Looking at the Lord's Supper
23rd August 2021
Looking Back
Jillian and I celebrated a wedding anniversary last week – 14 years – and, inevitably, conversation drifted back to the day we were married, it went further back to when we met, and then, as you’d imagine, Jillian questioned how she’d managed to put up with me for so long!
An anniversary causes us to look back to the promises we made with each other on our wedding day and, in doing so, it helps us reaffirm our ongoing love and commitment to each other. Looking back to our wedding day helps our relationship today. Similarly, the Lord’s Supper invites us to look back on what Christ has done for us in his sacrificial death. And remembering Jesus’ death helps us reaffirm our ongoing love and commitment to Him. When we look back to what Jesus has done for us, it helps our relationship with Him today.
It was Jesus who established the Lord’s Supper on the eve of his death as an act of remembrance. Luke records the events in chapter 22,
And he took bread, and when he had given thanks, he broke it and gave it to them, saying, “This is my body, which is given for you. Do this in remembrance of me.” And likewise the cup after they had eaten, saying, “This cup that is poured out for you is the new covenant in my blood. (Luke 22:19-20)
So the Lord’s Supper causes us to look back to Jesus’ sacrificial death in which He took our place and became the sin punishment for us. We look back to the event and we also look back to what it achieved for us. We do not simply remember the death of a man but we recall that this man’s death accomplished our salvation, secured our forgiveness, and is the means by which we enter His Kingdom.
Going even further back
Of course, the Lord’s Supper finds its roots in the Passover.
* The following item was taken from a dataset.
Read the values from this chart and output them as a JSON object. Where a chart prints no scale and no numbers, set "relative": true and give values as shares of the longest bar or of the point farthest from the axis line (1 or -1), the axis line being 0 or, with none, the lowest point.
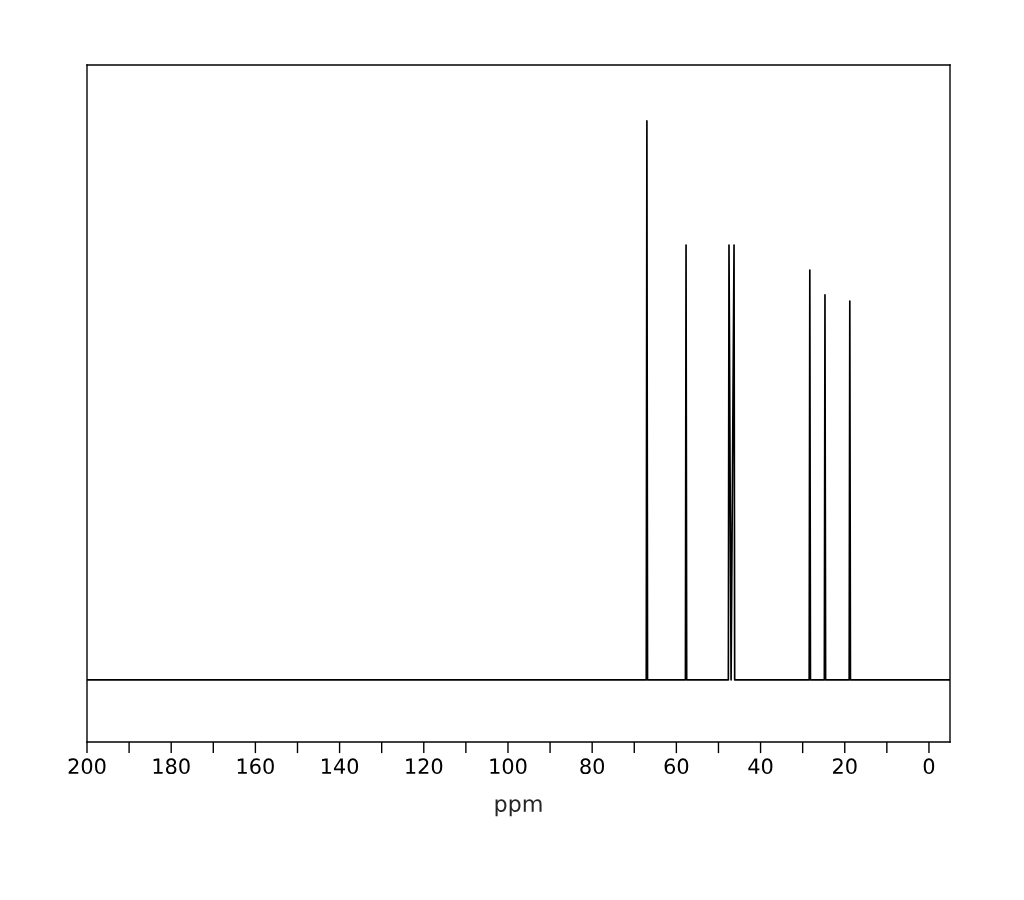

The story of the exodus is a story of God rescuing His people from slavery. Enslaved by the Egyptians, God rescued His people from the final plague sent upon Egypt. All the first-born children in Egypt died as a judgement from God for their refusal to acknowledge God and heed His words, and for their oppression of the Israelites. And so God instructed the Israelites to slaughter a lamb and paint the lamb’s blood on the lintels of their doorpost. When death struck the nation, the homes bearing the lamb’s blood were passed over and all in the home were saved.
The lamb died but the first-born children did not.
As Jonathan Griffiths writes,
“The Passover meal was to be a continual reminder of the great salvation that God brought to his covenant people through a great act of judgment.”
And in the upper room, Jesus ties Himself into this great story. In his broken body and shed blood, He becomes the Passover lamb. All those covered by His blood are passed over when judgement comes. Jesus died so the children of God do not.
So the Lord’s supper becomes a continual reminder for the believer of the great salvation that God has brought to us through the sacrifice of Jesus – a sacrifice that was an act of God’s judgement as the wrath we rightly deserved was borne by Jesus.
Remembering
Remembering in the Bible has a very specific meaning. When the Bible talks about God remembering, it is not saying that God was absent minded, forgot about His people or His promises and then suddenly remembered them. No! When the Bible talks about God remembering, it is a signal that God is about to act on the basis of what He had promised.
Remembering in the Bible is active. Remembering in the Bible involves action.
God would encourage His people to remember what He had done for them. And in doing so, He gave them things to help them remember. The Passover meal was shared and eaten as an active act of remembrance; memorial stones or alters were built as an act of remembrance.
And so similarly, in the Lord’s Supper, the act of sharing and eating the supper together is an active remembering.
In recent weeks at Calderwood, we’ve used the phrase ‘living knowledge’ to describe the goal of learning about Jesus as gaining knowledge that transforms our lives. It is not inactive and powerless but active and powerful. Similarly in the Lord’s Supper, we practice ‘living remembrance’. It is not inactively looking back on a historical event but is an act of remembrance that is active, powerful, and life-transforming.
So when we take the Lord’s Supper together, we look back. We look back to the work of Christ on the cross that has redeemed and saved us. We do not look back as those opening a history book unaffected by the events. But we look back as those whose lives have been forever altered by this great of act of love, mercy and grace.